Abdullah Avcı gerçeği
Yerli hocaların başarıları beni müthiş mutlu ediyor. Onları bu köşeye taşımaktan, yorumlamaktan keyif alıyorum. Abdullah Avcı, benim penceremden hem iyi teknik direktör, hem de adam gibi adamdır. Başakşehir’in sessiz zirve yürüyüşünde Avcı’nın katkısı yadsınamayacak kadar büyüktür. Çıkıp şunu söyleyenler olabilir, efendim yönetim ve seyirci baskısından uzak oluşu, onu işine odaklandırıyor. Olabilir... Ne var ki Abdullah Avcı artık tecrübelidir, donanımlıdır. Başakşehir’in ligdeki konumu, Avcı’nın Milli Takım’la anılması bunun en büyük kanıtıdır.
Başakşehir iyi futbol oynuyor, Avcı bileği zor bükülür bir ekip yaratmış. Şampiyonluğun da en büyük adaylarından birisidir.
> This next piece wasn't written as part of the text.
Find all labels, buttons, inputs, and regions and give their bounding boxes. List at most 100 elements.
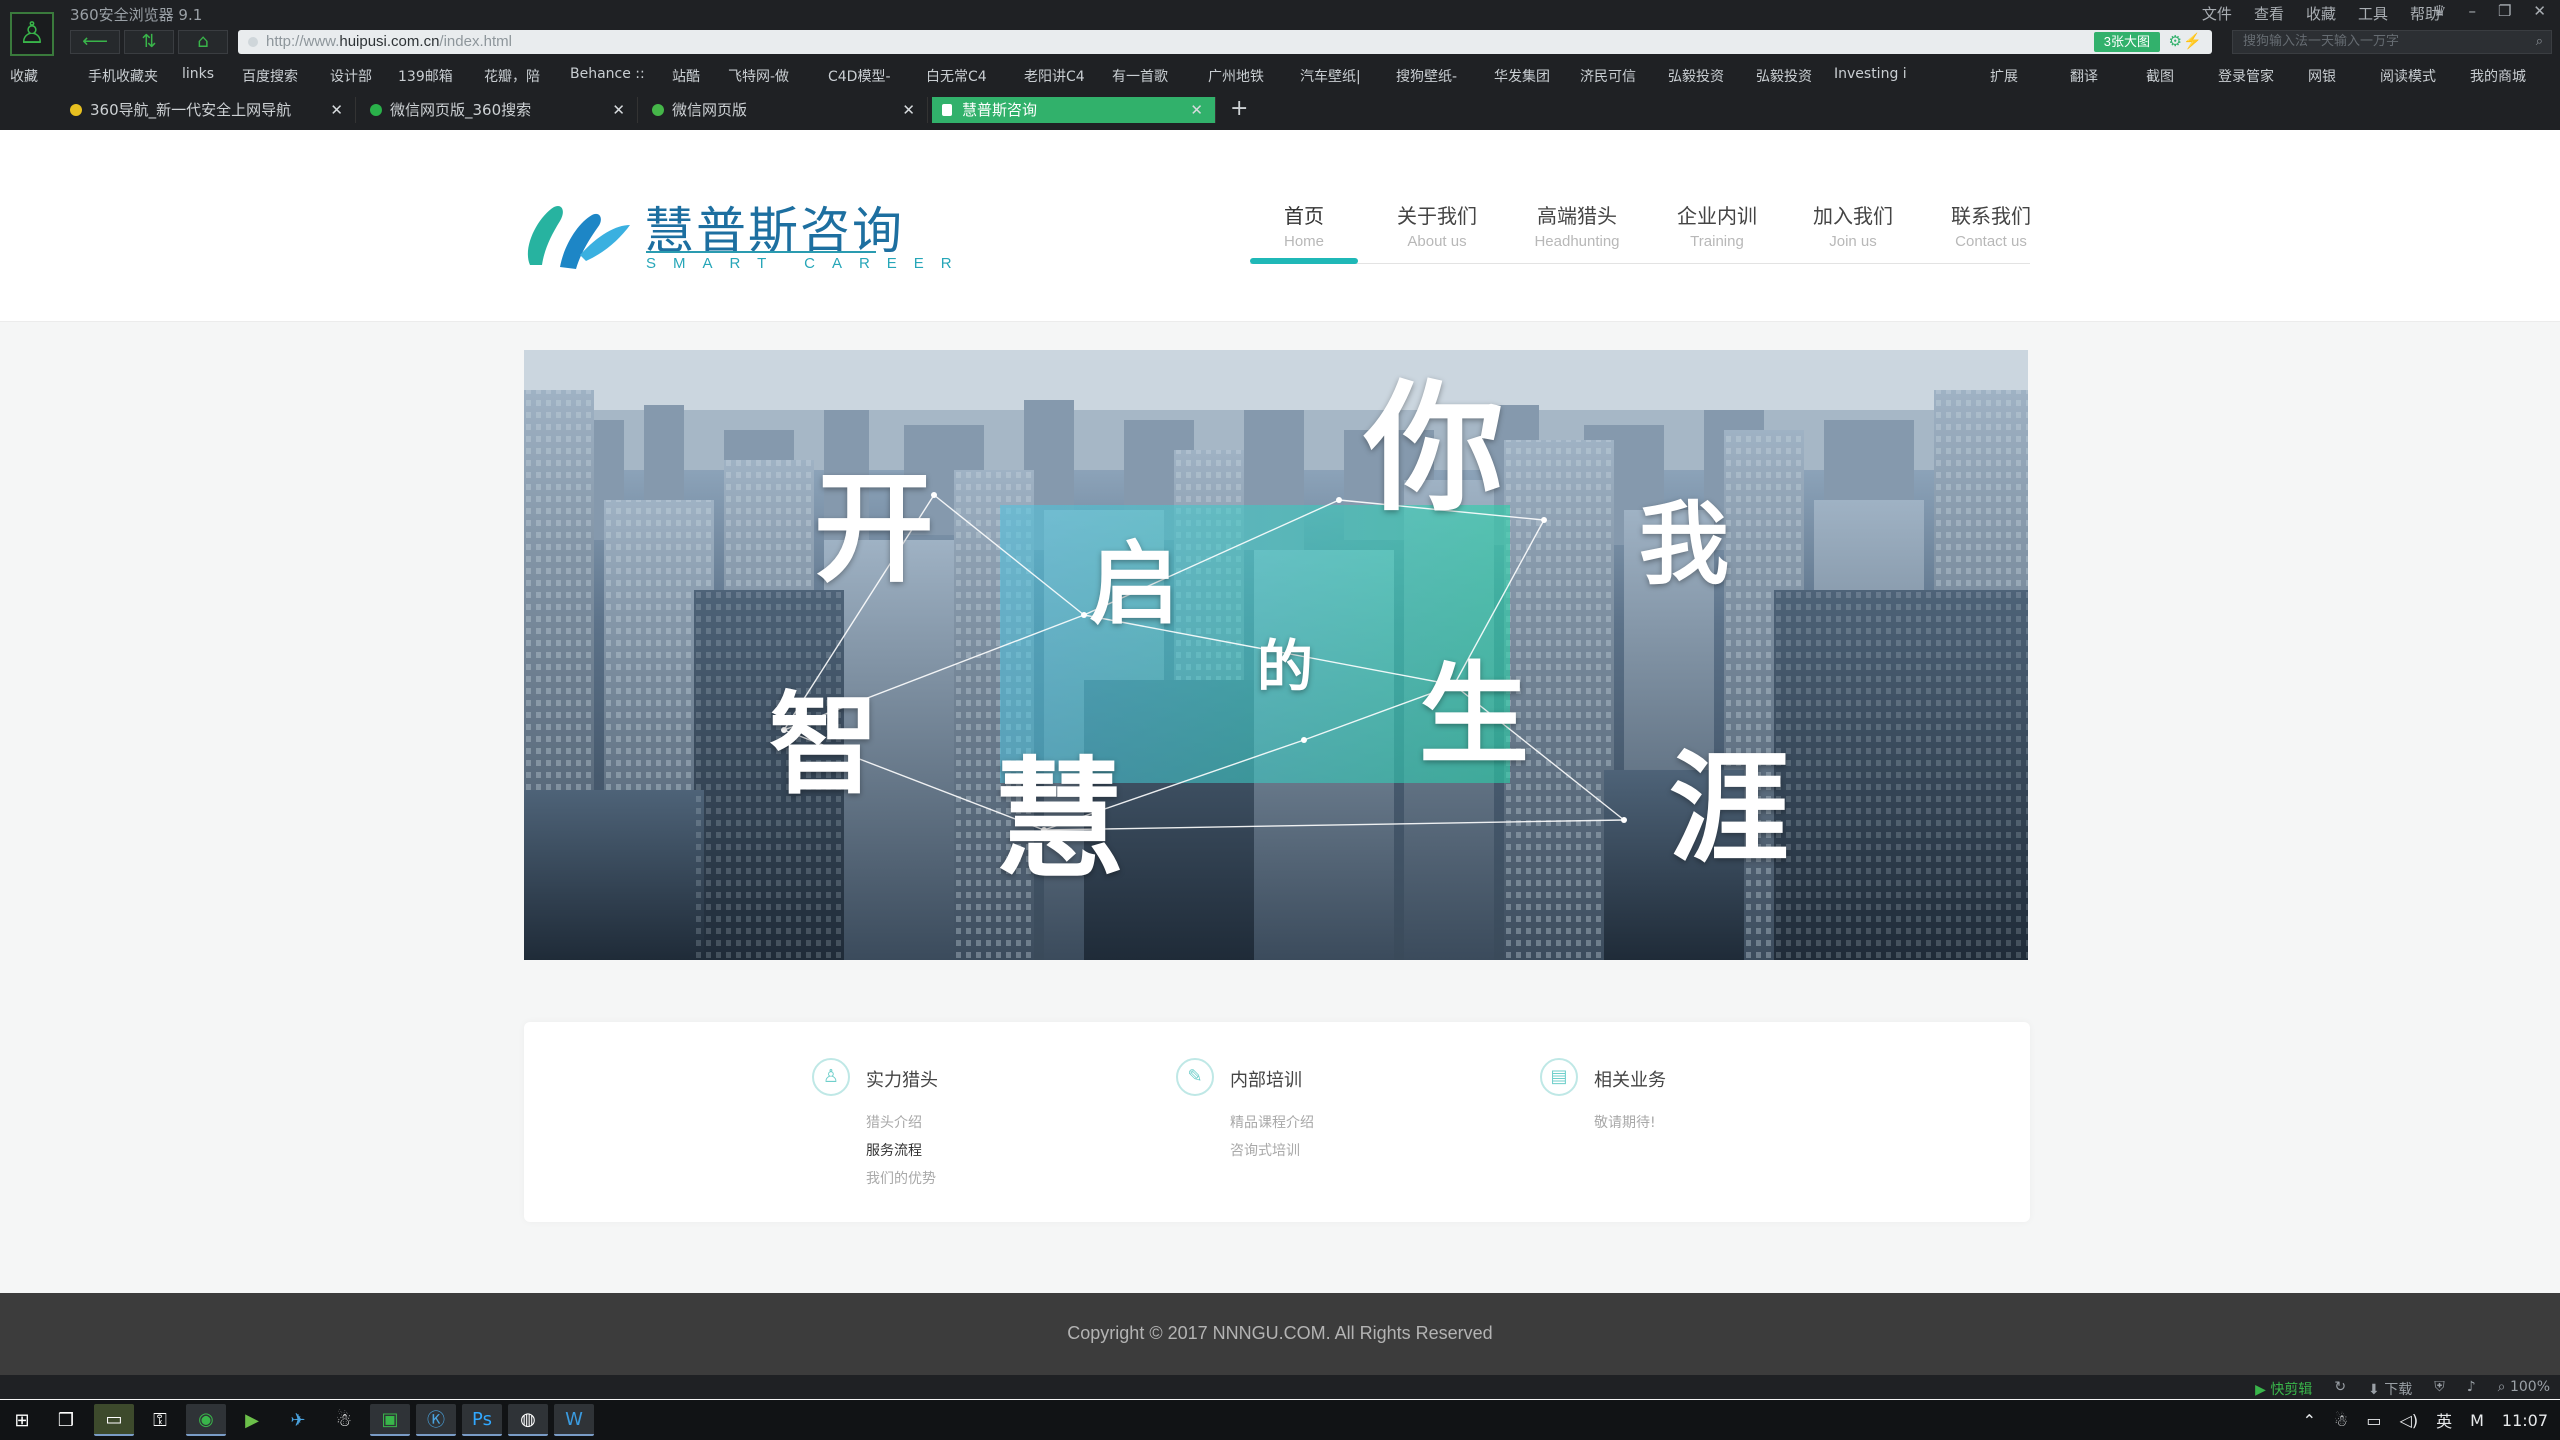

Belli ki Avcı ve ekibi, şampiyonluğa odaklanmış. Bu rotadadan kolay kolay sapacaklarını sanmıyorum. Farklı Galatasaray galibiyeti de bunun en büyük göstergesidir. Fenerbahçe de toparlanma sürecinde, puan farkını kapatabilir. Eee bir de Kayserispor gerçeği var, onu da unutmayalım.